Jun 12th, 2019
Pebble Beach Remembered
Watson’s Greatest Shot
Tom Watson, a five time major winner, had often struggled at the US Open and coming in to the 1982 event he was not in great form. The US Open was the one he really wanted and to get it he was going to have to beat arguably the best ever golfer, Jack Nicklaus. He did it and will forever be remembered for ‘the shot’ on the par three 17th of the final day.
Watson had led previous US Opens, notably the 1974 event at Winged Foot where he led going into the final round but faded to fifth with a final round 79. At Pebble Beach in 1982 he got off to a steady start with level par rounds of 72 on the Thursday and Friday. The second round was particularly astonishing as Watson only hit 5 fairways on his way to the level par round.
“I was hitting it sideways” Watson would later recall. Taking to the practice ground Watson worked out what was going wrong, too much separation on the backswing apparently. A four under par 68 in the third round took Watson up to a share of the lead with Bill Rogers on four under.
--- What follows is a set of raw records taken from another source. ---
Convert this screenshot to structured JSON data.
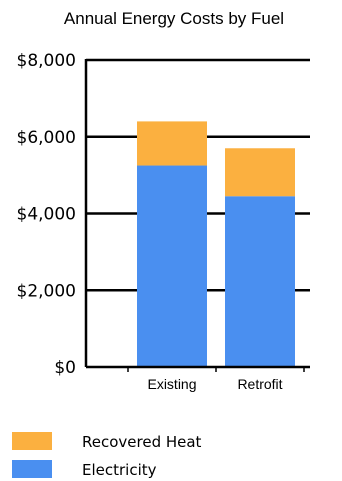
{
  "chart_data": {
    "type": "bar",
    "stacked": true,
    "title": "Annual Energy Costs by Fuel",
    "categories": [
      "Existing",
      "Retrofit"
    ],
    "series": [
      {
        "name": "Electricity",
        "values": [
          5250,
          4450
        ],
        "color": "#4a8ff0"
      },
      {
        "name": "Recovered Heat",
        "values": [
          1150,
          1250
        ],
        "color": "#fbb040"
      }
    ],
    "ylim": [
      0,
      8000
    ],
    "yticks": [
      0,
      2000,
      4000,
      6000,
      8000
    ],
    "ytick_labels": [
      "$0",
      "$2,000",
      "$4,000",
      "$6,000",
      "$8,000"
    ],
    "grid": true,
    "legend_position": "bottom-left",
    "legend_order": [
      "Recovered Heat",
      "Electricity"
    ]
  }
}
Jack Nicklaus was three shots back, on one under par, going in to the final round and was three groups ahead of the Watson, Rogers pairing. The event became a three-horse race between the three major champions.
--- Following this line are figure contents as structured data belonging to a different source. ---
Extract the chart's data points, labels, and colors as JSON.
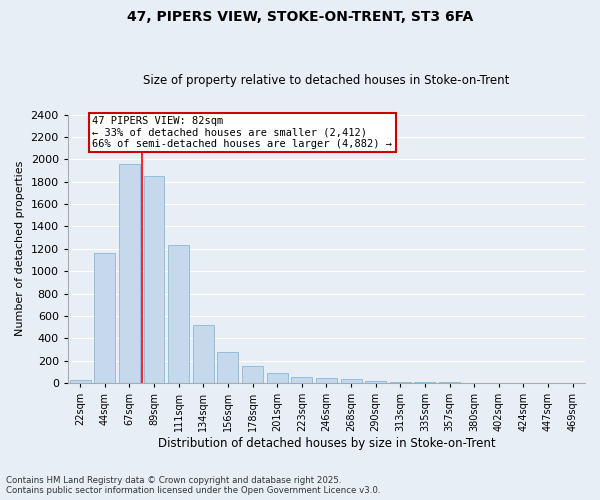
{
  "title1": "47, PIPERS VIEW, STOKE-ON-TRENT, ST3 6FA",
  "title2": "Size of property relative to detached houses in Stoke-on-Trent",
  "xlabel": "Distribution of detached houses by size in Stoke-on-Trent",
  "ylabel": "Number of detached properties",
  "categories": [
    "22sqm",
    "44sqm",
    "67sqm",
    "89sqm",
    "111sqm",
    "134sqm",
    "156sqm",
    "178sqm",
    "201sqm",
    "223sqm",
    "246sqm",
    "268sqm",
    "290sqm",
    "313sqm",
    "335sqm",
    "357sqm",
    "380sqm",
    "402sqm",
    "424sqm",
    "447sqm",
    "469sqm"
  ],
  "values": [
    25,
    1160,
    1960,
    1850,
    1230,
    520,
    280,
    155,
    90,
    55,
    45,
    40,
    15,
    10,
    5,
    5,
    3,
    3,
    2,
    2,
    1
  ],
  "bar_color": "#c5d8ec",
  "bar_edge_color": "#7aafd4",
  "vline_color": "red",
  "vline_x": 2.5,
  "annotation_text": "47 PIPERS VIEW: 82sqm\n← 33% of detached houses are smaller (2,412)\n66% of semi-detached houses are larger (4,882) →",
  "annotation_box_facecolor": "white",
  "annotation_box_edgecolor": "#cc0000",
  "background_color": "#e8eef5",
  "grid_color": "white",
  "footer1": "Contains HM Land Registry data © Crown copyright and database right 2025.",
  "footer2": "Contains public sector information licensed under the Open Government Licence v3.0.",
  "ylim": [
    0,
    2400
  ],
  "yticks": [
    0,
    200,
    400,
    600,
    800,
    1000,
    1200,
    1400,
    1600,
    1800,
    2000,
    2200,
    2400
  ]
}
When Nicklaus birdied the 15th he joined Watson in the lead and it seemed was on course for yet another major title. Rogers had faded and would eventually end in a tie for third, four back of the winner. Nicklaus was safely in the clubhouse on four under par as Watson, on the same mark, stood on the par three 17th tee.
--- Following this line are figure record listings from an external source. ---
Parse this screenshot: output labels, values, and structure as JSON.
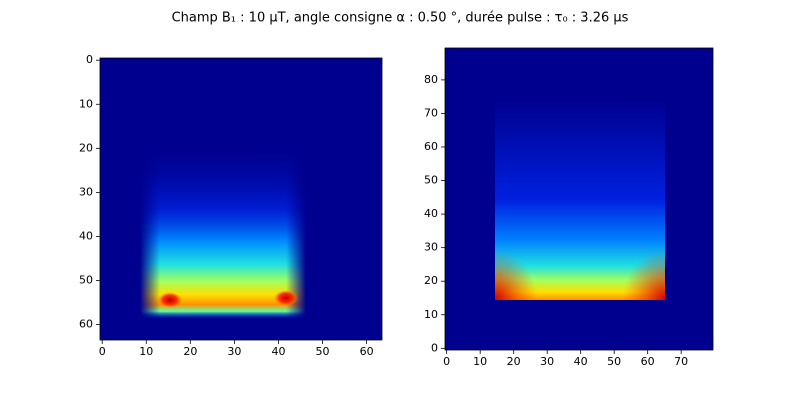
{
  "title": "Champ B₁ : 10 µT,     angle consigne α : 0.50 °,    durée pulse : τ₀ : 3.26 µs",
  "chart_data": [
    {
      "type": "heatmap",
      "xlim": [
        -0.5,
        63.5
      ],
      "ylim": [
        63.5,
        -0.5
      ],
      "xticks": [
        0,
        10,
        20,
        30,
        40,
        50,
        60
      ],
      "yticks": [
        0,
        10,
        20,
        30,
        40,
        50,
        60
      ]
    },
    {
      "type": "heatmap",
      "xlim": [
        -0.5,
        79.5
      ],
      "ylim": [
        -0.5,
        89.5
      ],
      "xticks": [
        0,
        10,
        20,
        30,
        40,
        50,
        60,
        70
      ],
      "yticks": [
        0,
        10,
        20,
        30,
        40,
        50,
        60,
        70,
        80
      ]
    }
  ]
}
The 17th had produced Jack’s famous one iron shot in the previous US Open at Pebble Beach in 1972, when his ball struck the flag and stopped inches from the hole. When Watson’s two iron went long and left of the green in to the thick rough Jack and the media thought it was his Open once again.
Watson had a half decent lie but was in thick rough and near sided to the tricky back left pin position. It seemed he would do well to get it within 10 feet when his caddy told him to “Get it close.” "Get it close?" Watson answered. "I'm gonna make it!"
A couple of minutes later, Watson had holed his chip and was doing a semi lap of honour round the green. He stood on the last tee one ahead of Jack and proceeded to birdie the last to take his one and only US Open title by two shots.
Although he called it a heartbreaking defeat, Nicklaus was the first to congratulate Watson as he walked off the 18th green.
- Watson also won the British Open a month later, to become the fifth player to win both Opens in the same year.
- Tom Weiskopf, an early starter on the Sunday shot a hole-in-one at the seventh hole. From Thursday through Sunday, Weiskopf played the hole in 4, 3, 2, 1.
- The total purse was for the event was $375,000, with the winner taking home $60,000.